As a recruiter, he became the leading petty officer and brought 84 sailors into the U.S. Navy. His next orders sent him back to the USS Theodore Roosevelt.
“Next to the birth of my son and marrying my beautiful wife, stepping back onto the flight deck of the Theodore Roosevelt for the first time after the accident was one of the most emotional experiences of my life,” says Hall. He explains how he felt apprehension and fear; it was like he was reliving the event over and over again.

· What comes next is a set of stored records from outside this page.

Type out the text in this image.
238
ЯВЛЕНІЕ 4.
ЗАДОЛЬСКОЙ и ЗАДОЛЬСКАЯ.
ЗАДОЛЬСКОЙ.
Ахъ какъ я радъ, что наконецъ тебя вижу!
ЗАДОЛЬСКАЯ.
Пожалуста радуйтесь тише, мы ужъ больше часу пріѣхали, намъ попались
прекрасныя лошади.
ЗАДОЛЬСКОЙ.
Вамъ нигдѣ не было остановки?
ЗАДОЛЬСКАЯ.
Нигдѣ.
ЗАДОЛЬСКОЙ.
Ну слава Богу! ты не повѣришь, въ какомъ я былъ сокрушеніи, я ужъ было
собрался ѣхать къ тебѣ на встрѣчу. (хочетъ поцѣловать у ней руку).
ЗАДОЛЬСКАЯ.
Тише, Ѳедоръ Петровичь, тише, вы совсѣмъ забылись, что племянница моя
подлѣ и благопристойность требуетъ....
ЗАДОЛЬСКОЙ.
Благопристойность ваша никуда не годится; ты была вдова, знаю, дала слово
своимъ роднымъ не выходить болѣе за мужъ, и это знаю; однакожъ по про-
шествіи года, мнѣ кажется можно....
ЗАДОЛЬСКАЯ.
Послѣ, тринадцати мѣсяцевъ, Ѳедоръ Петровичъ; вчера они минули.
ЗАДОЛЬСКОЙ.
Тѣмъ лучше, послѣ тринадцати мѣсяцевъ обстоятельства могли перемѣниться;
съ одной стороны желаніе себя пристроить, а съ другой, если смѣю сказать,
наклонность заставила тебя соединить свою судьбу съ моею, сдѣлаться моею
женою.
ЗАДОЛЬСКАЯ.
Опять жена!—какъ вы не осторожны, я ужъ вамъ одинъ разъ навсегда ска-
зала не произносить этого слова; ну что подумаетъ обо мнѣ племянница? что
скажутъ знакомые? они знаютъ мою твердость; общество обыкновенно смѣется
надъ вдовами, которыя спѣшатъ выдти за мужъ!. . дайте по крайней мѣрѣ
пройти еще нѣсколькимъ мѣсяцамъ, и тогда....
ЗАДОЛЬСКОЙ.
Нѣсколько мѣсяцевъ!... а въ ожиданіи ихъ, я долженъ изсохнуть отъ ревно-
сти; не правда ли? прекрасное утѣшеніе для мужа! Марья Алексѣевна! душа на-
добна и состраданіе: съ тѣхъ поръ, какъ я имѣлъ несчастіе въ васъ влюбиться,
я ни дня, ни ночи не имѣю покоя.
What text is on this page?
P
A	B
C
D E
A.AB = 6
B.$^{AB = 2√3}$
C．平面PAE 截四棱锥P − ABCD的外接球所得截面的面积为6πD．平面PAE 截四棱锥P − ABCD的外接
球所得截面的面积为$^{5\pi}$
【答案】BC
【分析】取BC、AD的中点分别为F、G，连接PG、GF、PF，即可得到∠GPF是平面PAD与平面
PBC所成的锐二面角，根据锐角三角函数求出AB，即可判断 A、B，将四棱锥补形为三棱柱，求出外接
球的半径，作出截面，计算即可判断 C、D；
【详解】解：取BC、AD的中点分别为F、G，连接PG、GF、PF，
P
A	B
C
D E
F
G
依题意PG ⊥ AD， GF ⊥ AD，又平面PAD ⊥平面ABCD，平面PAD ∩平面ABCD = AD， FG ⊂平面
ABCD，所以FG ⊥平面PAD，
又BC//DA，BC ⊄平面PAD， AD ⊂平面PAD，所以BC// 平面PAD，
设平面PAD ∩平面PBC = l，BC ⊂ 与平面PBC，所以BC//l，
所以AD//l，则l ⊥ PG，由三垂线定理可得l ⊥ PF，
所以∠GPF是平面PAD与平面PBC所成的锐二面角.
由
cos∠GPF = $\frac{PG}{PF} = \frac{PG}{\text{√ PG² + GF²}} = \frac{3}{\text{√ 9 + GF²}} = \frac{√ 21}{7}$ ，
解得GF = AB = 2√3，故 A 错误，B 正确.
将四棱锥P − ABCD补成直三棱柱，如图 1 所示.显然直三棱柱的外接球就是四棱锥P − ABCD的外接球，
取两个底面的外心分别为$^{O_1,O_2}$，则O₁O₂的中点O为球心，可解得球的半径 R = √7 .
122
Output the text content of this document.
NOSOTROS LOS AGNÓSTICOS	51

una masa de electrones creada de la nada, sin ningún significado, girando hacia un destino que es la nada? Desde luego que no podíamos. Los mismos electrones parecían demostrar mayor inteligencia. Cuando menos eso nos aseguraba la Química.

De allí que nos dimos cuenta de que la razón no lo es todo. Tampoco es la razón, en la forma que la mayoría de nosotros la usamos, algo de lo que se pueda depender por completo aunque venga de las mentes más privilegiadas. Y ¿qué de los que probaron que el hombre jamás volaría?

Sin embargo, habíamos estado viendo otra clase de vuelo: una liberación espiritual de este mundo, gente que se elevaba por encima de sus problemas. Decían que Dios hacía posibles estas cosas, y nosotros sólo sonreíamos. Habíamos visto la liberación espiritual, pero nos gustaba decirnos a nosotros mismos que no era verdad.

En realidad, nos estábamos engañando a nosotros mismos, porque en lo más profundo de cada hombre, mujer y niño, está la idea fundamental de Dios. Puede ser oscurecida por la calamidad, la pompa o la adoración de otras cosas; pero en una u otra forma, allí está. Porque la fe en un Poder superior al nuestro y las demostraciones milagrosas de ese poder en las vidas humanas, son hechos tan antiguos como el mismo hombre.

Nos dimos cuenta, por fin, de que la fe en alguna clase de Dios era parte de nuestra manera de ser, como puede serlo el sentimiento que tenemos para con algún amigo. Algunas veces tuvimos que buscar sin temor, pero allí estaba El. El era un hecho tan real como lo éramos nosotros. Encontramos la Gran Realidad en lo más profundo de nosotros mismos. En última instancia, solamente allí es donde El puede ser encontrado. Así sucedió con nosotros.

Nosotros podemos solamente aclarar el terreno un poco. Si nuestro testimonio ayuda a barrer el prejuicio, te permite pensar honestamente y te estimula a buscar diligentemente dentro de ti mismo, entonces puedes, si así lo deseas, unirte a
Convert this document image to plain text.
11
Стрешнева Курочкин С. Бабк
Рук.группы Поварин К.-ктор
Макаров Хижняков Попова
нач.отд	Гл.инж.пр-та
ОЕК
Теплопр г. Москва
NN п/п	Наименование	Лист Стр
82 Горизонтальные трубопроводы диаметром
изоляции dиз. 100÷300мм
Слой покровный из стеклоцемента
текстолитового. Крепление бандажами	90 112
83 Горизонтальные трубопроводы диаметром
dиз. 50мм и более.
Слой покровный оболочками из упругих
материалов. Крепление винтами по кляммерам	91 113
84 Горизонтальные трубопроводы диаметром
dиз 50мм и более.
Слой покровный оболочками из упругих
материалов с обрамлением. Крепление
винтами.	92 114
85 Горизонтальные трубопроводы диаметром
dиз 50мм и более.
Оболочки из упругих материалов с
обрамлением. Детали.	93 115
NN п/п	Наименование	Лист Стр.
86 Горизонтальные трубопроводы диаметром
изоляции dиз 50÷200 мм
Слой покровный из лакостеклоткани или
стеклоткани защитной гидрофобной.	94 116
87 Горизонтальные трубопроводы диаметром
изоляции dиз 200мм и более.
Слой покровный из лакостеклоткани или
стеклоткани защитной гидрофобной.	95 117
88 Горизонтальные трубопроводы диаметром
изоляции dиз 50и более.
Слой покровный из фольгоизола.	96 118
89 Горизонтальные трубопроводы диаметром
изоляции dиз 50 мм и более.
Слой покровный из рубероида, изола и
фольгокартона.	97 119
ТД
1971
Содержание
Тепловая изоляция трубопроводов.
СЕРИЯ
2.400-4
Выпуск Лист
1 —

He just kept replaying the accident in his head and asking himself how he could have changed the outcome of what happened.
“Once I was able to move past that, I became passionate about jet exhaust safety on the flight deck,” says Hall.
He wants to show his two-year-old son, Kamryn, that every goal you set can be met, regardless of the obstacles you may face in life. He wants to instill the same values of hard work and dedication in his son that his father taught him.
Hall wants to become a chief petty officer, put in a package to become a warrant officer, and be a subject matter expert for flight operations.
“I can’t be behind a desk,” explains Hall. “My home is on the flight deck during flight ops. I enjoy being a leader of sailors and look forward to one day becoming a chief.”
Hall’s ambitions to be a good father and leader are what keep him grounded and focused. It is with these attributes that Hall carries on his work—serving and protecting the United States of America—on the flight deck that almost took his life.